Cuddle Parties: the right touch?


Research shows that sustained touching offers health benefits.

NEWTOWN SQUARE, Pa. (AP) — Edie Weinstein-Moser, best described as an insatiable cuddler, massaged the knee of Faith Kremer as she lay on a carpet of soft blankets. Kremer, 38, a social worker who lives south of Annapolis, Md., closed her eyes and nestled against another woman, who rested her head on the belly of Kerry Blubaugh, 56. He owns the Natural Healing Arts wellness center off St. Albans Circle in Newtown Square, where the unusual workshop was taking place on a recent Sunday afternoon.

Blubaugh pressed his back against his close friend, Denise Gilmar, 45, of Glen Mills, who snuggled near Melvin Jones, 32, someone she had just met. She rubbed his shoulder, while Jones massaged the back of stranger Linda “Linney May” Hunter, 56, of Glendora.

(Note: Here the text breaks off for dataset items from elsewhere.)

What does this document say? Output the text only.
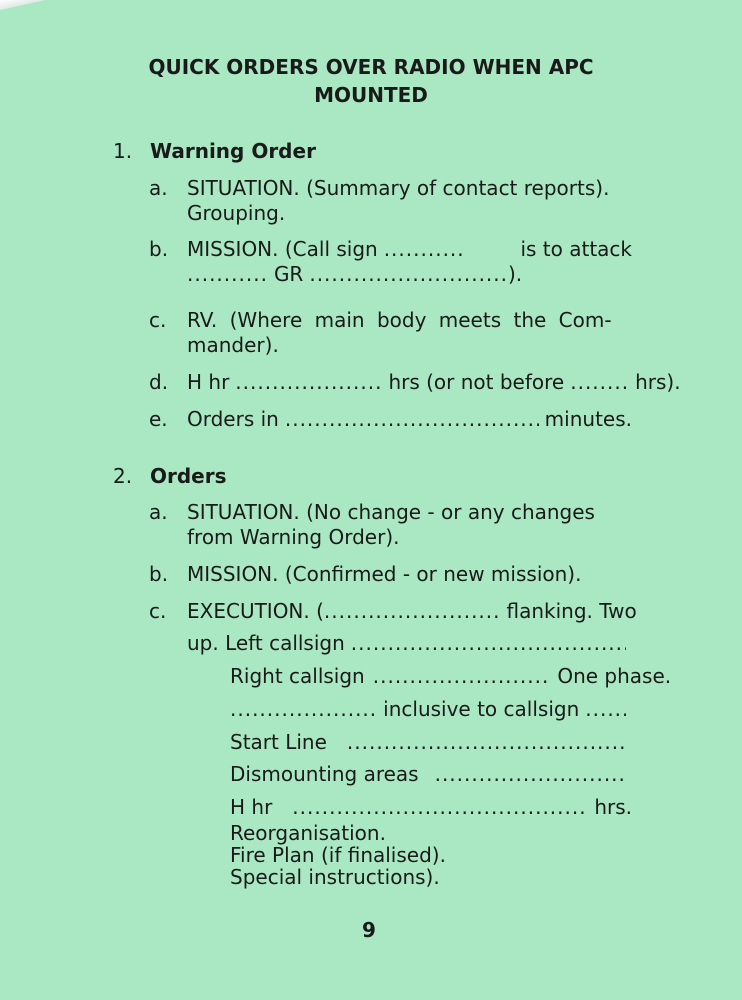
QUICK ORDERS OVER RADIO WHEN APC
MOUNTED
1. Warning Order
a. SITUATION. (Summary of contact reports).
Grouping.
b. MISSION. (Call sign ...........	is to attack
........... GR ...........................).
c.	RV. (Where main body meets the Com-
mander).
d. H hr .................... hrs (or not before ........ hrs).
e. Orders in .....	minutes.
2. Orders
a. SITUATION. (No change - or any changes
from Warning Order).
b. MISSION. (Confirmed - or new mission).
c.	EXECUTION. ( ........................ flanking. Two
up. Left callsign
.....
Right callsign ........................ One phase.
.................... inclusive to callsign
.....
Start Line
.....
Dismounting areas
.....
H hr .....	hrs.
Reorganisation.
Fire Plan (if finalised).
Special instructions).
9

“Ah, this feels wonderful,” said Hunter, a holistic practitioner, resting her chin on a fluffy pillow.

The Cuddle Party was going perfectly.

Cuddle Party? The very name raises eyebrows. Snickering is inevitable. But this wasn’t some kinky swing time. Begun in 2004 in a corner of the country not usually associated with touchy-feely encounters — New York City — the nonsexual socials have since spread around the nation, including the Philadelphia locale, and to Canada, Australia and England. Founders Reid Mihalko and Marcia Baczynski, sex and relationship educators, bill the events as communications and boundary-setting workshops that have touched thousands of snuggle-starved adults.

“It’s a human need,” said Weinstein-Moser, 49, of Dublin, Bucks County, who introduced the phenomenon to the region last fall. She was smitten after attending her first in 2005, where she discovered she was a natural. Now a certified cuddle facilitator (training price tag: $1,490), Weinstein-Moser throws parties as far as Maryland and North Jersey. It costs $40 to attend.

The self-described Renaissance woman and freelance journalist also has gigs as a social worker, interfaith minister, clown and massage therapist.

“We live in a low-touch culture where strangers are suspect,” she said during the introduction, little silver hands dangling from her earlobes. Like everyone else, she wore pajamas. Her black top had the word karma stamped across the front; pink hearts dotted the bottoms.

“Our culture teaches intimacy has to be sexual,” she said. “It doesn’t have to be.”

In fact, research finds that sustained touch, that oft-ignored stepchild of a sense, can lower blood pressure, relieve stress, reduce aggression, and foster peaceful coexistence. Seriously.

“Hundreds of studies show that with moderate touch, you get all kinds of health benefits,” said Tiffany Field, director of the Touch Research Institute at the University of Miami Medical School.

The sense, though, needs a makeover. “Touch is tied to sexual behavior,” Field said. “People misinterpret touch.”

Without taction, babies fail to thrive, studies of orphans show. Lower-touch cultures, such as the United States and Great Britain, also have more aggression than higher-touch ones (France), she said.

The key word is moderate, surprisingly. “If you’re lightly stroking someone, it’s going to arouse, elevate blood pressure and heart rate. If you get moderate pressure,” Field said, such as a back rub, “it puts you in a relaxed state.”

Cuddle Parties do not claim to offer therapy or even massage, but do tout the benefits of tactile contact. Not everyone, though, is convinced that what happens at the hugfests can deliver health benefits.